I stood silently beside the grave, waiting in vain
for the right words to arrive.
The gate creaked and I turned to watch an elderly
couple enter the cemetery. A husband and wife it seemed, the man helping the
woman to carefully walk between the graves, they were coming over towards me.
The woman smiled a greeting. I turned back to my companion but she was gone. I
looked about me and unless she had hopped the low stone wall it appeared she
had vanished into thin air.
I asked the couple as they neared me if they had
seen a young woman leave, they might have noticed us talking when they entered.
They looked at me strangely.
“Sure there was only yourself here”. The husband
spoke and a look passed between the pair.
She nodded in agreement.
“But….” I gestured to the grave beside me.
“Ah poor Jamie O’Shea” he made a sign of the cross.
“Poor man and him just married”
“What of his wife?” I asked, already feeling the
cold mist of shock enter my bones.
“Catherine, that was her name”
“Aye” interrupted his wife “Catherine, she was a
pretty girl, she never got over it. Died herself shortly after”
“Died how?” I heard the impatience in my voice.
“Threw herself off the pier at the harbour. She was
buried in the other place”
“Other place?”
“For the lost souls” the old woman murmured and
crossed herself. “The poor crater, sure she was half mad with the grief”

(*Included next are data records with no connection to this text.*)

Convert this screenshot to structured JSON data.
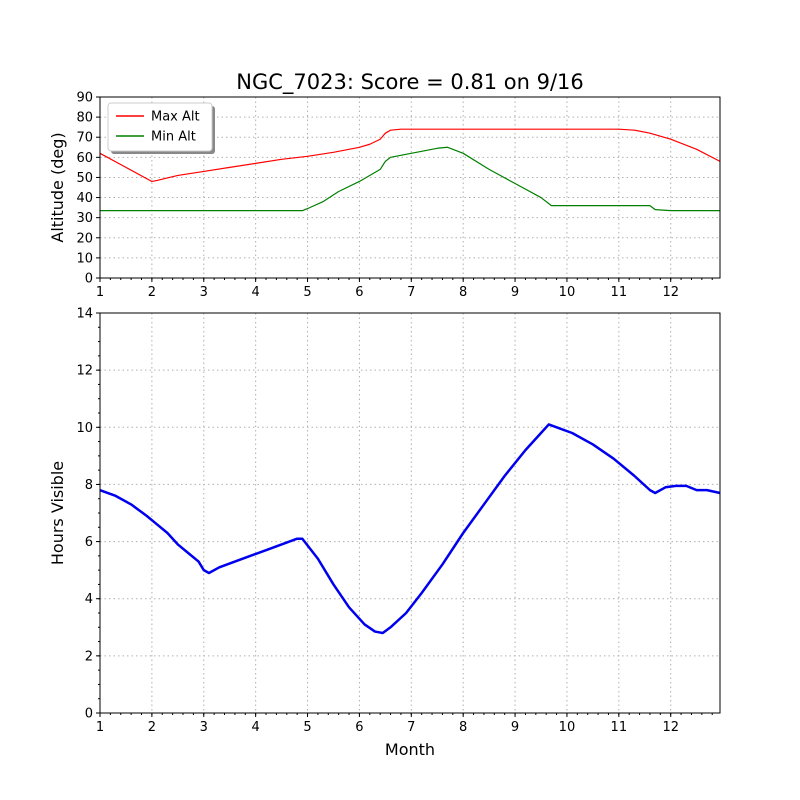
{
  "figure": {
    "title": "NGC_7023: Score = 0.81 on 9/16"
  },
  "chart_data": [
    {
      "type": "line",
      "title": "NGC_7023: Score = 0.81 on 9/16",
      "xlabel": "",
      "ylabel": "Altitude (deg)",
      "xlim": [
        1,
        12.95
      ],
      "ylim": [
        0,
        90
      ],
      "xticks": [
        1,
        2,
        3,
        4,
        5,
        6,
        7,
        8,
        9,
        10,
        11,
        12
      ],
      "yticks": [
        0,
        10,
        20,
        30,
        40,
        50,
        60,
        70,
        80,
        90
      ],
      "grid": true,
      "legend": "top-left",
      "series": [
        {
          "name": "Max Alt",
          "color": "#ff0000",
          "x": [
            1.0,
            1.5,
            2.0,
            2.1,
            2.5,
            3.0,
            3.5,
            4.0,
            4.5,
            5.0,
            5.5,
            6.0,
            6.2,
            6.4,
            6.5,
            6.6,
            6.8,
            7.0,
            8.0,
            9.0,
            10.0,
            11.0,
            11.3,
            11.6,
            12.0,
            12.5,
            12.95
          ],
          "y": [
            62,
            55,
            48,
            48.5,
            51,
            53,
            55,
            57,
            59,
            60.5,
            62.5,
            65,
            66.5,
            69,
            72,
            73.5,
            74,
            74,
            74,
            74,
            74,
            74,
            73.5,
            72,
            69,
            64,
            58
          ]
        },
        {
          "name": "Min Alt",
          "color": "#008000",
          "x": [
            1.0,
            2.0,
            3.0,
            4.0,
            4.8,
            4.9,
            5.0,
            5.3,
            5.6,
            6.0,
            6.4,
            6.5,
            6.6,
            7.0,
            7.5,
            7.7,
            8.0,
            8.5,
            9.0,
            9.5,
            9.7,
            10.0,
            10.5,
            11.0,
            11.6,
            11.7,
            12.0,
            12.95
          ],
          "y": [
            33.5,
            33.5,
            33.5,
            33.5,
            33.5,
            33.5,
            34.5,
            38,
            43,
            48,
            54,
            58,
            60,
            62,
            64.5,
            65,
            62,
            54,
            47,
            40,
            36,
            36,
            36,
            36,
            36,
            34,
            33.5,
            33.5
          ]
        }
      ]
    },
    {
      "type": "line",
      "title": "",
      "xlabel": "Month",
      "ylabel": "Hours Visible",
      "xlim": [
        1,
        12.95
      ],
      "ylim": [
        0,
        14
      ],
      "xticks": [
        1,
        2,
        3,
        4,
        5,
        6,
        7,
        8,
        9,
        10,
        11,
        12
      ],
      "yticks": [
        0,
        2,
        4,
        6,
        8,
        10,
        12,
        14
      ],
      "grid": true,
      "series": [
        {
          "color": "#0000ee",
          "x": [
            1.0,
            1.3,
            1.6,
            1.9,
            2.1,
            2.3,
            2.5,
            2.7,
            2.9,
            3.0,
            3.1,
            3.3,
            3.6,
            3.9,
            4.2,
            4.5,
            4.8,
            4.9,
            5.2,
            5.5,
            5.8,
            6.1,
            6.3,
            6.45,
            6.6,
            6.9,
            7.2,
            7.6,
            8.0,
            8.4,
            8.8,
            9.2,
            9.5,
            9.65,
            9.8,
            10.1,
            10.5,
            10.9,
            11.3,
            11.6,
            11.7,
            11.9,
            12.1,
            12.3,
            12.5,
            12.7,
            12.95
          ],
          "y": [
            7.8,
            7.6,
            7.3,
            6.9,
            6.6,
            6.3,
            5.9,
            5.6,
            5.3,
            5.0,
            4.9,
            5.1,
            5.3,
            5.5,
            5.7,
            5.9,
            6.1,
            6.1,
            5.4,
            4.5,
            3.7,
            3.1,
            2.85,
            2.8,
            3.0,
            3.5,
            4.2,
            5.2,
            6.3,
            7.3,
            8.3,
            9.2,
            9.8,
            10.1,
            10.0,
            9.8,
            9.4,
            8.9,
            8.3,
            7.8,
            7.7,
            7.9,
            7.95,
            7.95,
            7.8,
            7.8,
            7.7
          ]
        }
      ]
    }
  ]
}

I left them to their visit with a hasty goodbye. Of
the girl there was no sign. I drove a couple of miles following their
directions until I came to a small stone walled field. A plaque on the wall marked with a cross told
me I had come to the right place. There were no headstones here. But there were
flowers, fresh and in pots against the wall.
I added my own bouquet; a small bunch of wildflowers
I had taken from the field next door, daisies and forget me nots , blue as the Atlantic
on a summer’s day.
Then I got into my car and drove to Ventry, back to
the rented cottage where I began to pack for home.